While being an established methodological approach in education for several decades, phenomenography has now been applied rather extensively in a range of diverse disciplines such as environmental management, computer programming, workplace competence, and internationalization practices.

Phenomenography's ontological assumptions are subjectivist: the world exists and different people construct it in different ways and from a non-dualist viewpoint (viz., there is only one world, one that is ours, and one that people experience in many different ways). Phenomenography's research object has the character of knowledge; therefore its ontological assumptions are also epistemological assumptions.

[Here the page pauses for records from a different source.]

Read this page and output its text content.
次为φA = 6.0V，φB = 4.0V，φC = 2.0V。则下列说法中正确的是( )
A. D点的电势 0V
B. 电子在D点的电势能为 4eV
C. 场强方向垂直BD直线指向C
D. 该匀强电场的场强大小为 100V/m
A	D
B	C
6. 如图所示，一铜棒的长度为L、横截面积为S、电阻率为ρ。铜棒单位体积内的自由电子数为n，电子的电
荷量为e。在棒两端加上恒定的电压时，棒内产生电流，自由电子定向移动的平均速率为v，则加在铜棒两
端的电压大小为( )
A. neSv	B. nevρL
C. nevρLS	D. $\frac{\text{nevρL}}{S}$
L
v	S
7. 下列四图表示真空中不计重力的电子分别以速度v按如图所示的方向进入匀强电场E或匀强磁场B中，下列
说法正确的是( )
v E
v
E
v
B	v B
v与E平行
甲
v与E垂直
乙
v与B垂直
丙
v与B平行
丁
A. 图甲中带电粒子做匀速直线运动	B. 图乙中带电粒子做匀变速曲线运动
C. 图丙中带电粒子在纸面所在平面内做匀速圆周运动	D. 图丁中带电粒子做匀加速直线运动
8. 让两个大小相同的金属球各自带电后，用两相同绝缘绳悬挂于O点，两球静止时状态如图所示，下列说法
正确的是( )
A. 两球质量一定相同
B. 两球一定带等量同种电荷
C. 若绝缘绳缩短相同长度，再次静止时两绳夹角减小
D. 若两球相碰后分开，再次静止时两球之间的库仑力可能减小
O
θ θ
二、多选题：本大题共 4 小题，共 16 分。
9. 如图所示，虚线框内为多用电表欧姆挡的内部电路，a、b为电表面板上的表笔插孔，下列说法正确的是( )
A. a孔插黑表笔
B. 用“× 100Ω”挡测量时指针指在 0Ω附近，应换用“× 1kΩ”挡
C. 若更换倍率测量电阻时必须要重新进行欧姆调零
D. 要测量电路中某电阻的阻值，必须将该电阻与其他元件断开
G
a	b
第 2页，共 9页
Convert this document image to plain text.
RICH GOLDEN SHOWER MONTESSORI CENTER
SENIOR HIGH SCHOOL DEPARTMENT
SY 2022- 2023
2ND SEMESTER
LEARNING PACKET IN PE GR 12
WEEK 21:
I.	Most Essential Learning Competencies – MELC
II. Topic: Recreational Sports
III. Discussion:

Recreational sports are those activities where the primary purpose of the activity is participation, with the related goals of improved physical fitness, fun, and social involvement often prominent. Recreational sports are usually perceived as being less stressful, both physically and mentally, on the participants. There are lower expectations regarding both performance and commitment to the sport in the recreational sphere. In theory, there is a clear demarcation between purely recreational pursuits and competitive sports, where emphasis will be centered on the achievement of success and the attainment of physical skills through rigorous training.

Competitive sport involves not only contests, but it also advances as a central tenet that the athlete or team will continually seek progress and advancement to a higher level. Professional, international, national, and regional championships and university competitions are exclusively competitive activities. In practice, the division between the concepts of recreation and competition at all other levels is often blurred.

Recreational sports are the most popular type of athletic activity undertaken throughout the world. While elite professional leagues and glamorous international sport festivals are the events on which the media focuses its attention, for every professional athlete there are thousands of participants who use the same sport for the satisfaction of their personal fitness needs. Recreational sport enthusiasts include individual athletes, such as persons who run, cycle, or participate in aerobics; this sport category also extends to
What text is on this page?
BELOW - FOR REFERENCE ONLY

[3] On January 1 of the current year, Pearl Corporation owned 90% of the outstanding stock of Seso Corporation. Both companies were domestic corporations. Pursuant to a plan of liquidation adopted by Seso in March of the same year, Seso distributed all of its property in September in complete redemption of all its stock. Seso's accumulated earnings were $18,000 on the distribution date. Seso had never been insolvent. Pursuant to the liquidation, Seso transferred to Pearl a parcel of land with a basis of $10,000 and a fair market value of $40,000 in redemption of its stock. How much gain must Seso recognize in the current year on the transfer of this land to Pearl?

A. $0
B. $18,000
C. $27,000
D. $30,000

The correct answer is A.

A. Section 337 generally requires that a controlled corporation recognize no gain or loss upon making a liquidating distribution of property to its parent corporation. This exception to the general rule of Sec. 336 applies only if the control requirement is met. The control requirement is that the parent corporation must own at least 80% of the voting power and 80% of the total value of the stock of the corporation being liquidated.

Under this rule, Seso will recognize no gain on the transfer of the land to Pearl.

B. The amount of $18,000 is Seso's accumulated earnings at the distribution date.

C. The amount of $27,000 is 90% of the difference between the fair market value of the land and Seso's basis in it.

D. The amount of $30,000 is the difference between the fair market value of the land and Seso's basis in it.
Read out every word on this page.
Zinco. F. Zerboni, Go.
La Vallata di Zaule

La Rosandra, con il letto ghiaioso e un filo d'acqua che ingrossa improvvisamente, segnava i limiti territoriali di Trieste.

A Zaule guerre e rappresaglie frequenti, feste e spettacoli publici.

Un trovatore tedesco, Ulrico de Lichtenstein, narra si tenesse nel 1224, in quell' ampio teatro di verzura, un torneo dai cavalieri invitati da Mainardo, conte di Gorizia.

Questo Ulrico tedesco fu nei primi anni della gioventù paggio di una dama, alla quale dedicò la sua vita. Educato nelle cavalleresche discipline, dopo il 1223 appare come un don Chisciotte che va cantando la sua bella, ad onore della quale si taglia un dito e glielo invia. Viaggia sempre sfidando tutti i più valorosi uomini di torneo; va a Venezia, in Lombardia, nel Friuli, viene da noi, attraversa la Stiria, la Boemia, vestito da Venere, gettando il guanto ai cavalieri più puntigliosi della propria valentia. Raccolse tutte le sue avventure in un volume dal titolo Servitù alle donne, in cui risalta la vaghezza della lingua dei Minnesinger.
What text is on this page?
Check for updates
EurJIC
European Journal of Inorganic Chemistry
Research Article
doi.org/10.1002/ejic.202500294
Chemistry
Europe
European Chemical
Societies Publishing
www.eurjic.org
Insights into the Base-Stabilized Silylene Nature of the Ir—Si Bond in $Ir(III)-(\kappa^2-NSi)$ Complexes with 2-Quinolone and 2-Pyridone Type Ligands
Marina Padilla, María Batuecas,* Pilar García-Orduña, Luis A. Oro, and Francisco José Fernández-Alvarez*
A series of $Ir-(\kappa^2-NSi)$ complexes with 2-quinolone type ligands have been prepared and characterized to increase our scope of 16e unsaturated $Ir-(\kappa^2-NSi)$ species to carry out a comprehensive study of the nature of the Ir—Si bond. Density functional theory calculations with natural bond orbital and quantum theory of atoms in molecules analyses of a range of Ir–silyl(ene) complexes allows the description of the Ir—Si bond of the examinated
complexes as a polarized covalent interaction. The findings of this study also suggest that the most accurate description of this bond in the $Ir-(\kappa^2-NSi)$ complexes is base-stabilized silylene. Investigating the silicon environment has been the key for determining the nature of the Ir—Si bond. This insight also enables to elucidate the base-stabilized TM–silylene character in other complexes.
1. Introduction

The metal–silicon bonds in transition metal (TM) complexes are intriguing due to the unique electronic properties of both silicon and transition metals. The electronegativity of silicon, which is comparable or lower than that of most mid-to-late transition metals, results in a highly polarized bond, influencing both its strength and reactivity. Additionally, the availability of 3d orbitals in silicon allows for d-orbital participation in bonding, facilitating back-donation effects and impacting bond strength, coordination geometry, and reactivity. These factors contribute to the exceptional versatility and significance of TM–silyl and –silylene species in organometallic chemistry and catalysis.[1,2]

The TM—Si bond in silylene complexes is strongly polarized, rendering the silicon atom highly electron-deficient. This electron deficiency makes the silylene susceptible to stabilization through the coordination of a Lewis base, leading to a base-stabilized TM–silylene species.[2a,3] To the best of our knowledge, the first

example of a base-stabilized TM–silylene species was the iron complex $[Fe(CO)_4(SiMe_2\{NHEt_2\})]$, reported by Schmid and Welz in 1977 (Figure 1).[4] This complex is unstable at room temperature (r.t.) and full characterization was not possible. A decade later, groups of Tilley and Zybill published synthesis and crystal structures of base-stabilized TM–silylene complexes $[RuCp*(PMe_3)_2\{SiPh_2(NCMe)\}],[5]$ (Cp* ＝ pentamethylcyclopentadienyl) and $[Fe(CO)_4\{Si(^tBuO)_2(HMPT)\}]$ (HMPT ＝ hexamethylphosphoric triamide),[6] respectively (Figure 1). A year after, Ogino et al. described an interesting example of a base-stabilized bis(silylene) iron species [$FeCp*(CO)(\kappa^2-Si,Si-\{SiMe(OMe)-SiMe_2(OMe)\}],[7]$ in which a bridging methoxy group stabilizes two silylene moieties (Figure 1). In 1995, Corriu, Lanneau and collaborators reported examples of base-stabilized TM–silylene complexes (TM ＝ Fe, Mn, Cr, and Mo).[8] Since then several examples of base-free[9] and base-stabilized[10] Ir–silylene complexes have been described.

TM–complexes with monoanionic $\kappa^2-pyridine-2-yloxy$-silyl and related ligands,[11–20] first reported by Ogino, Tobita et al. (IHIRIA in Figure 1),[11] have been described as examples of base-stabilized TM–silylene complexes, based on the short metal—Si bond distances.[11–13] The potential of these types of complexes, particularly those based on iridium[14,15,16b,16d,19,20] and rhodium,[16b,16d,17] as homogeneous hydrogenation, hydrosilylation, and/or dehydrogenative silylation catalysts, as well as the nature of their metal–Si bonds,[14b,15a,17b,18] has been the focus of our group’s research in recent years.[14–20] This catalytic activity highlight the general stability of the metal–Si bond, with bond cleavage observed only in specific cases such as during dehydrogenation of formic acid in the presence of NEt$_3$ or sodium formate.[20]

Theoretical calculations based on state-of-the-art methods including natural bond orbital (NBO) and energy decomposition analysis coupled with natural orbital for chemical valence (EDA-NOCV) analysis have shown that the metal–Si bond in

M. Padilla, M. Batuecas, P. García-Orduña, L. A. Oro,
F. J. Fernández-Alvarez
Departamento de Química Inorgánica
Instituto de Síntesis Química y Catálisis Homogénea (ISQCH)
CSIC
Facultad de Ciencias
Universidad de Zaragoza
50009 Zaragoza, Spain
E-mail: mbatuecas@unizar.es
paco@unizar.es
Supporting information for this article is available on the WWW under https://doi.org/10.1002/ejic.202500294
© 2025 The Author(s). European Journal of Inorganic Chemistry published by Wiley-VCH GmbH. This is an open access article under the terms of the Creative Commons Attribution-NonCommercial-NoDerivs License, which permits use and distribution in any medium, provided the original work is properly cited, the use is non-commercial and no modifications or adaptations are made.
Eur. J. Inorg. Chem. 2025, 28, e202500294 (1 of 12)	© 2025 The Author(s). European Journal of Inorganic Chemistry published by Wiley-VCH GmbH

Its emphasis is on description. Its data collection methods typically include close interviews with a small, purposive sample of subjects, with the researcher "working toward an articulation of the interviewee’s reflections on experience that is as complete as possible". Description is important because our knowledge of the world is a matter of meaning and of the qualitative similarities and differences in meaning as it is experienced by different people.

A phenomenographic data analysis sorts perceptions which emerge from the data collected into specific "categories of description." The set of these categories is sometimes referred to as an "outcome space." These categories (and the underlying structure) become the phenomenographic essence of the phenomenon. They are the primary outcomes and are the most important result of phenomenographic research. Phenomenographic categories are logically related to one another, typically by way of hierarchically inclusive relationships, although linear and branched relationships can also occur. That which varies between different categories of description is known as the "dimensions of variation."

The process of phenomenographic analysis is strongly iterative and comparative. It involves continual sorting and resorting of data and ongoing comparisons between the data and the developing categories of description, as well as between the categories themselves.